Five leading research institutes in Germany have joined forces for research on power grids of the future. The Institute for Dynamics and Self-Organization Göttingen (MPIDS), the Potsdam Institute for Climate Impact Research (PIK), the Forschungszentrum Jülich (FZJ), the Jacobs University Bremen (JUB) and the Frankfurt Institute for Advanced Studies are collaborating to push their conceptual studies on dynamic stability of the grid, their ecological and economic efficiency and their potential risks. The research collaboration on the collective nonlinear dynamics of power networks (CoNDyNet) is worldwide unique and aims to reveal reliable power supply and thus a stable distribution of electrical energy can be secured in the future. Besides the five theoretical research institutes, five partners from industry and research applications joined in. The research collaboration has been initiated by Professor Dr. Marc Timme (head of the research group Network Dynamics at the Max Planck Institute for Dynamics and Self-Organization, MPIDS) and Dr. Dirk Witthaut (MPIDS, now also heading his own group at Forschungszentrum Jülich). CoNDyNet is coordinated by Professor Dr. Dr. h.c. mult. Kurths at the Potsdam Institute for Climate Impact Research. Over the next 3 years, the Federal Ministry of Education and Research (BMBF) funds CoNDyNet with more than 2.6 million Euros.

100 percent renewable

By the year 2050, according to the German government at least 80 percent, ideally 100 percent of gross electric energy consumption in Germany will be generated from renewable sources.Thus more and more small decentralized wind, water and solar generators will replace the old plants of few large power plants in Germany. In the past, the plants could essentially be controlled centrally. In the future, this will not be easily possible, because the many small and distributed energy sources create a much higher degree of feedback loops", explains Professor Timme, head of the research group Network Dynamics at the Max Planck Institute for Dynamics and Self-Organization.

Innovative concepts of nonlinear dynamics

The fluctuating electricity generation from renewable energy sources provides novel demands on the stability of our energy supply.
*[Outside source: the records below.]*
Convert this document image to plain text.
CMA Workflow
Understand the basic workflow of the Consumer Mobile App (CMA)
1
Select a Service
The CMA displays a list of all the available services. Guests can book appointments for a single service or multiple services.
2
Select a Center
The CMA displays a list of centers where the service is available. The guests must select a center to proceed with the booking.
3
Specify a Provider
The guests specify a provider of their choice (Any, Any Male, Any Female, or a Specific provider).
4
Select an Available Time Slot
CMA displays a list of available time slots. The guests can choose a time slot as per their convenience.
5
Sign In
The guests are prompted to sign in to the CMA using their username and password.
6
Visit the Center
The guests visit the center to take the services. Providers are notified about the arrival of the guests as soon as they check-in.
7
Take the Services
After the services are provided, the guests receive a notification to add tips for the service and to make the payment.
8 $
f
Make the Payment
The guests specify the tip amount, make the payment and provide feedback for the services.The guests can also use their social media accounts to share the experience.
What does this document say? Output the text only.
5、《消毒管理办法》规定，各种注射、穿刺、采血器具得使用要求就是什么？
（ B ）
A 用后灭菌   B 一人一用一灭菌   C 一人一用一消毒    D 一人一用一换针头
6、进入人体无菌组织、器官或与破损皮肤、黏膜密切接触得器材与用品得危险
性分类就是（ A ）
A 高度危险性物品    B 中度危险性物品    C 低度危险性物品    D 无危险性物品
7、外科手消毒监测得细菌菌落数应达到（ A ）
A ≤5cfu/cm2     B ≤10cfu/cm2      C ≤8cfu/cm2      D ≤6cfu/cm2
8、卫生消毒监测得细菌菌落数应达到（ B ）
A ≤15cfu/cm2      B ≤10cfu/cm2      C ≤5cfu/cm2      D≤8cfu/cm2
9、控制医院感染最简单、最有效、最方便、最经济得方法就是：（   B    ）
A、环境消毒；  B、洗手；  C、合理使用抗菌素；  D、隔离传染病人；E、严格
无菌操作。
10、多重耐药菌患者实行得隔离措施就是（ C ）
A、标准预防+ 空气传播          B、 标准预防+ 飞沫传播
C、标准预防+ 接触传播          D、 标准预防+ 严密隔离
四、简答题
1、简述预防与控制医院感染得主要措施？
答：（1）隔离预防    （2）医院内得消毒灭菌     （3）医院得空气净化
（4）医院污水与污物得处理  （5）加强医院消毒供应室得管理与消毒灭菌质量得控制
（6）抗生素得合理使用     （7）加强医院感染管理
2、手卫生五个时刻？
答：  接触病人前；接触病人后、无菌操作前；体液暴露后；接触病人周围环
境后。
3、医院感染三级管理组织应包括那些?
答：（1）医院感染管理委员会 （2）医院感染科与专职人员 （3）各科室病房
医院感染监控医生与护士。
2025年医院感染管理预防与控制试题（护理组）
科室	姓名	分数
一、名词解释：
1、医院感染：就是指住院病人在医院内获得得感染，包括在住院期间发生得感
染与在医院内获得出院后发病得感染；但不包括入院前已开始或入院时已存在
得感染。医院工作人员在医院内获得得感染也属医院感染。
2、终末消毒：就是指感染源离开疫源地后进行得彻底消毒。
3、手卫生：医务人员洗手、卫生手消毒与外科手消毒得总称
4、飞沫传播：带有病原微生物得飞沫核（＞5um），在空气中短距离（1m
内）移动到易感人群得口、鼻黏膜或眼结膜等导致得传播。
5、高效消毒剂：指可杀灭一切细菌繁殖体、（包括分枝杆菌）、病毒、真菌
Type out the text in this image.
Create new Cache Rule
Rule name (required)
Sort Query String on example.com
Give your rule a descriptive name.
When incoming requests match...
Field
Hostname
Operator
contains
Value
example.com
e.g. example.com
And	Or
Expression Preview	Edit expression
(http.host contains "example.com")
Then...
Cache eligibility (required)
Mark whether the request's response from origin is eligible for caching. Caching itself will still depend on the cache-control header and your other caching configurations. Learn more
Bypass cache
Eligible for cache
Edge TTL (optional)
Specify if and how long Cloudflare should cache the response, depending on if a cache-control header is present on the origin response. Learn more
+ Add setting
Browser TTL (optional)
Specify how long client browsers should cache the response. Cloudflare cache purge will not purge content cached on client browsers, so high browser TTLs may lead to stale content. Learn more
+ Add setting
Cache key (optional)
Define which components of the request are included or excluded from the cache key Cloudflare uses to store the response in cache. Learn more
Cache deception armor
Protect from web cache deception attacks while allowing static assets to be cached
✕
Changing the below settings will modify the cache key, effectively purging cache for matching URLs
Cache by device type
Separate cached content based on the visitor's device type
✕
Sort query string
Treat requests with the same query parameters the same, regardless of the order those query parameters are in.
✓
The collaborative project aims to make innovative progress on concepts of nonlinear dynamics and statistical physics as an important contribution to developing intelligent and sustainable electricity networks, says Professor Jürgen Kurths of the Potsdam Institute for Climate Impact Research, the coordinator of the joint project CoNDyNet.

Power keeping the pace

To ensure the supply with electric power, electrical networks need to stay in pace. "Part of our work is to further develop the very concepts and methods for investigating networks with multiple feedback and to adapt them to the problems in modern power systems. As in an orchestra, the many power plants and the millions of households must be coordinated through the network," adds Marc Timme. What happens when this orchestra gets out pace? Consider the power outage on November 4, 2006, when, at around 10 pm, the lights went off. The reason: to transport a ship from its shipyard to the North Sea, two high-voltage transmission lines across the river Ems, Germany, were shut down with fatal consequences. Europe became pitch-dark. The lines were overloaded. "Electric currents seek different paths through the network. In this search, each line is an essential part of the entire grid, and may be equally important", says Dr. Witthaut who since recently heads his own research group on the stability of supply networks at the Forschungszentrum Jülich.

Important cornerstones for basic concepts

Power outages of this kind must be avoided, also in future grids with higher shares of distributed renewable sources. The five institutes of applied and basic research thus strive towards a fundamental understanding of the collective nonlinear dynamics of complex power grids. In addition, they aim to develop important cornerstones for new basic concepts of network operation and extensions of the distribution and transmission grids at the regional, the national but also at the European level. Collaborations with industry partners, including the Easy Smart Grid GmbH in Karlsruhe and Siemens Corporate Research in Munich, will help in this endeavor.